Modeling of protodeborylation of tris(pentafluorophenyl)borane (BCF) under conditions relevant to epoxide ring-opening reactions

In this work, we develop a microkinetic model for the protodeborylation of tris(pentafluorophenyl)borane (BCF) under reaction conditions relevant to epoxide ring opening by 1-propanol. The model builds on density functional theory calculations that capture shells of explicit molecules near the boron center that participate in hydrogen bonding interactions. Decomposition of BCF occurs via both hydrolysis and alcoholysis, and participation of the decomposition product, bis(pentafluorophenyl)borinic acid, as a catalyst is also considered. Given all of the possible multi-body species, 26 distinct reaction pathways are included in the model.
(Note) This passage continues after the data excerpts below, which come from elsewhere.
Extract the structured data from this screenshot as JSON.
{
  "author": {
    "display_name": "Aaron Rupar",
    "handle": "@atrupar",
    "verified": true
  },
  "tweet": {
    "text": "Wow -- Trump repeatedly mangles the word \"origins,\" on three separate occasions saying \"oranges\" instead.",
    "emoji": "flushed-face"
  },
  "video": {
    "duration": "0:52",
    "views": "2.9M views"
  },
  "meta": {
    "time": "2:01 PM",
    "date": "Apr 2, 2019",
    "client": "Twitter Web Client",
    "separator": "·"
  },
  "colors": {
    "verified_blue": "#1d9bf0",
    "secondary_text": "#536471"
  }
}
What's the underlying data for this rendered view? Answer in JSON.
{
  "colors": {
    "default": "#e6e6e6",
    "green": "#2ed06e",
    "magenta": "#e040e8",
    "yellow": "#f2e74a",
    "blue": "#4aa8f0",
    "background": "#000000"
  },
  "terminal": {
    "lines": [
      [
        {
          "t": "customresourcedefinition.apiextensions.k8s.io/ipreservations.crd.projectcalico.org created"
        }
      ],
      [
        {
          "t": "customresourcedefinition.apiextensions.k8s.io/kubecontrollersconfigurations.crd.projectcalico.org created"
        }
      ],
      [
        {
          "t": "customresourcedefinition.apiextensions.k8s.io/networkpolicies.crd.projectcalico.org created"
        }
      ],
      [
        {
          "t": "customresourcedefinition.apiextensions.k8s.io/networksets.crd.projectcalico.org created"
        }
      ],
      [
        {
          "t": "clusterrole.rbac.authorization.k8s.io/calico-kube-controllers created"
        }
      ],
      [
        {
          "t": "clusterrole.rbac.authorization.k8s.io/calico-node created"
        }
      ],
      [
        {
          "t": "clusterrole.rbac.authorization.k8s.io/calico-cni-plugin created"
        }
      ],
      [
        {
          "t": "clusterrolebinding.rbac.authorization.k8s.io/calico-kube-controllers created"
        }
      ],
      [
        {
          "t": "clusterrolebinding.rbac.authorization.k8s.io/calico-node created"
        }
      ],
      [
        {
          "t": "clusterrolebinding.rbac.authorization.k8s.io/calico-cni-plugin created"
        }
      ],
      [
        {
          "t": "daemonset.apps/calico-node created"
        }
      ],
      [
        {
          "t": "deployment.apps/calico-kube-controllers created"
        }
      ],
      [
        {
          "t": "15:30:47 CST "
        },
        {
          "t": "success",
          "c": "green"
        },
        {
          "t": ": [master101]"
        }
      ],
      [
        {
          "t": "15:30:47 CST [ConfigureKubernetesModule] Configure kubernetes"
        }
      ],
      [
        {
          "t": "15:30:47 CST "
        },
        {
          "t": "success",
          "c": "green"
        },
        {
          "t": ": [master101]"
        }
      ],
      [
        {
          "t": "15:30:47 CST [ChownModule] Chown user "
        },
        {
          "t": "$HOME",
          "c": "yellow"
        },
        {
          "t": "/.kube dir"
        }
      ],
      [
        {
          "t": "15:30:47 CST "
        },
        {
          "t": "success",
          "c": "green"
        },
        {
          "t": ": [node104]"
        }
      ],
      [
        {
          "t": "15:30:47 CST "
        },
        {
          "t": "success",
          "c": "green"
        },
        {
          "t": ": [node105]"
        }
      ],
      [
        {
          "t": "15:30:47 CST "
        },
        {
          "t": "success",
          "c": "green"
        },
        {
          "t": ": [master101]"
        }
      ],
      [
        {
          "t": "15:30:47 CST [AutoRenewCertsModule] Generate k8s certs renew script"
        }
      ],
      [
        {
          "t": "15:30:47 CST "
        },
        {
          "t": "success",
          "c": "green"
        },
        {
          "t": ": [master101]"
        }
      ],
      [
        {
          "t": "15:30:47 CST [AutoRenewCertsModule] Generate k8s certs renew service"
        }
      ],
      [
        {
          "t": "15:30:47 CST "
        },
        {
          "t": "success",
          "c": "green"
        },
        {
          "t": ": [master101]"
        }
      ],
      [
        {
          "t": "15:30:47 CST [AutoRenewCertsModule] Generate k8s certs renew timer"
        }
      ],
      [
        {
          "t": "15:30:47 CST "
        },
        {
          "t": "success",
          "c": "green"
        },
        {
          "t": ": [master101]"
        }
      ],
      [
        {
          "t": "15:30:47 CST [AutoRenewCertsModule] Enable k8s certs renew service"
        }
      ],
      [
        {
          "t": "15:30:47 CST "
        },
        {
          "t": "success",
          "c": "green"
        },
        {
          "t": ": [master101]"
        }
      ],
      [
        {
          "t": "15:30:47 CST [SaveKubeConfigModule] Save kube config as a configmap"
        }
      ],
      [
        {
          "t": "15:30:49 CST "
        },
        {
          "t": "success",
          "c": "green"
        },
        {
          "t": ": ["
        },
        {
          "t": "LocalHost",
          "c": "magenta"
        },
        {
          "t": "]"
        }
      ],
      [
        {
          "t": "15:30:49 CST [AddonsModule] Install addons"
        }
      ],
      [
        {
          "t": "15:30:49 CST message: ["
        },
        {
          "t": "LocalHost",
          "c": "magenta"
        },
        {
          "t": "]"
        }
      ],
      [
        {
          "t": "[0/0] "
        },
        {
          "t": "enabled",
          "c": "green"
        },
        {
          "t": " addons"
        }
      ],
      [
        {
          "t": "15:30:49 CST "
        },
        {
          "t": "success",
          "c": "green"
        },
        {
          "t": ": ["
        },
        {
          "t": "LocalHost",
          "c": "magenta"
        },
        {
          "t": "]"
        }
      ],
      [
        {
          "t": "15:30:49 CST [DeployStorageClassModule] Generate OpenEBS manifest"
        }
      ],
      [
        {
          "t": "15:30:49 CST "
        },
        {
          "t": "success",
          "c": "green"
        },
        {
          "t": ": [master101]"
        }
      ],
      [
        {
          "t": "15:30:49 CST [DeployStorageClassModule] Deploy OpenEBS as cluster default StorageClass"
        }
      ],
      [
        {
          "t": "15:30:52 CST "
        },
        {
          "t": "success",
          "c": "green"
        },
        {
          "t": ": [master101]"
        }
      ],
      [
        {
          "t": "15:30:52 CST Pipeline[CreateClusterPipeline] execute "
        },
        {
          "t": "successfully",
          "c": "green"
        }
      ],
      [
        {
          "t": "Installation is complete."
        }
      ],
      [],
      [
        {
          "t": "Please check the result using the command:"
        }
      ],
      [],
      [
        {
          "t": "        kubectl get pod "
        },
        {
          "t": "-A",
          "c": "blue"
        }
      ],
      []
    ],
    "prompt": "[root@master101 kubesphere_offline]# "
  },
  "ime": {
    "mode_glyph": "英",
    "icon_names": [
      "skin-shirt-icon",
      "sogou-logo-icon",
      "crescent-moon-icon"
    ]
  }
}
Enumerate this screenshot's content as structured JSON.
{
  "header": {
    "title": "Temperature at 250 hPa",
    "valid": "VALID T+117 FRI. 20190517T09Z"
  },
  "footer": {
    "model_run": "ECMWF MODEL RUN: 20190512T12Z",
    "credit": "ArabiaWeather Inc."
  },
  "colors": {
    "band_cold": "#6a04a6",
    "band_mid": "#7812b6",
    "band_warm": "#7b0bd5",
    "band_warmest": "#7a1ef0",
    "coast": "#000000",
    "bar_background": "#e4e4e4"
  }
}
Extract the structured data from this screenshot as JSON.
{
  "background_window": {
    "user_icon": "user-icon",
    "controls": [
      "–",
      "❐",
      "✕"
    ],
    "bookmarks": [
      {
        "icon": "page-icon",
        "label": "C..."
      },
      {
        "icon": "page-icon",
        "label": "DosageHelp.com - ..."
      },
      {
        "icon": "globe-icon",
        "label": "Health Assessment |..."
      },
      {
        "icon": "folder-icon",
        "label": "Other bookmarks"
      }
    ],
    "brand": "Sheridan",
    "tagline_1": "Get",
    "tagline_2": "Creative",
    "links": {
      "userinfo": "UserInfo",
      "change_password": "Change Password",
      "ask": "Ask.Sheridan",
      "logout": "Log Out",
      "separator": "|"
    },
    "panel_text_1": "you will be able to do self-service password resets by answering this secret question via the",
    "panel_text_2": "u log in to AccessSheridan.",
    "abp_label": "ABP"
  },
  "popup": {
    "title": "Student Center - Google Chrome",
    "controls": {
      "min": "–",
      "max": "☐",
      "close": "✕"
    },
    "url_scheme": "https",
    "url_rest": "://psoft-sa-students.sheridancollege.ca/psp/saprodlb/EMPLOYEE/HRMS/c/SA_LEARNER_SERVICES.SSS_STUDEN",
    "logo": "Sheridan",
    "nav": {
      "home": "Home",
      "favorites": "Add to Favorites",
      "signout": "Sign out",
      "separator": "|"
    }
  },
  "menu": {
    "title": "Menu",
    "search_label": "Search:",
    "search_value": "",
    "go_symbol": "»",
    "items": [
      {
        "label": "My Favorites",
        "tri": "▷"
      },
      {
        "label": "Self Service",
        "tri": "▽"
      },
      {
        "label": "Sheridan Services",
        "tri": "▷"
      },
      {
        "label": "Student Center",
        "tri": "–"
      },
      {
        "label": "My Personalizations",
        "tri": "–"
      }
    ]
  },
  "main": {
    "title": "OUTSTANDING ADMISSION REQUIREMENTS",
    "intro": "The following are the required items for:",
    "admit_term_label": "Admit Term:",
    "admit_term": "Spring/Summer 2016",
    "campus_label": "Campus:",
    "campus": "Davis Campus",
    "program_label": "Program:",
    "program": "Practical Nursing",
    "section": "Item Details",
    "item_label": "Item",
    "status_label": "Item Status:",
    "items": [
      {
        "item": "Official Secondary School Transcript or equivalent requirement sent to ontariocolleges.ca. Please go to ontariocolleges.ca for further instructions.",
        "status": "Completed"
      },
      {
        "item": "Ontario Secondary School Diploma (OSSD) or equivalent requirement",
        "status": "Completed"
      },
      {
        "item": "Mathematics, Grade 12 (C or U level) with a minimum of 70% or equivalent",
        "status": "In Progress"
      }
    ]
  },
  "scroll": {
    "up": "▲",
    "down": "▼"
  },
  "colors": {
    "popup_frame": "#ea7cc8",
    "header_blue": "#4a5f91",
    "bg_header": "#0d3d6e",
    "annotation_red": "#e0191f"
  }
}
The model results are compared with experimental data that was collected as a function of reaction temperature, water content, and 1-propanol concentration. Speciation and net flux analysis based on the model results reveal the interplay between species binding and facile elementary steps for decomposition and rationalize the seemingly counterintuitive result that rates of protodeborylation are lower in 1-propanol than in non-protic solvents like xylenes. Furthermore, this model shows robustness when benchmarked against experimental trials across a broad range of conditions that were not used for training. This work aims to offer a foundation for predicting borane catalyst degradation pathways and designing more robust catalytic systems for sustainable chemical processes such as epoxide ring-opening reactions.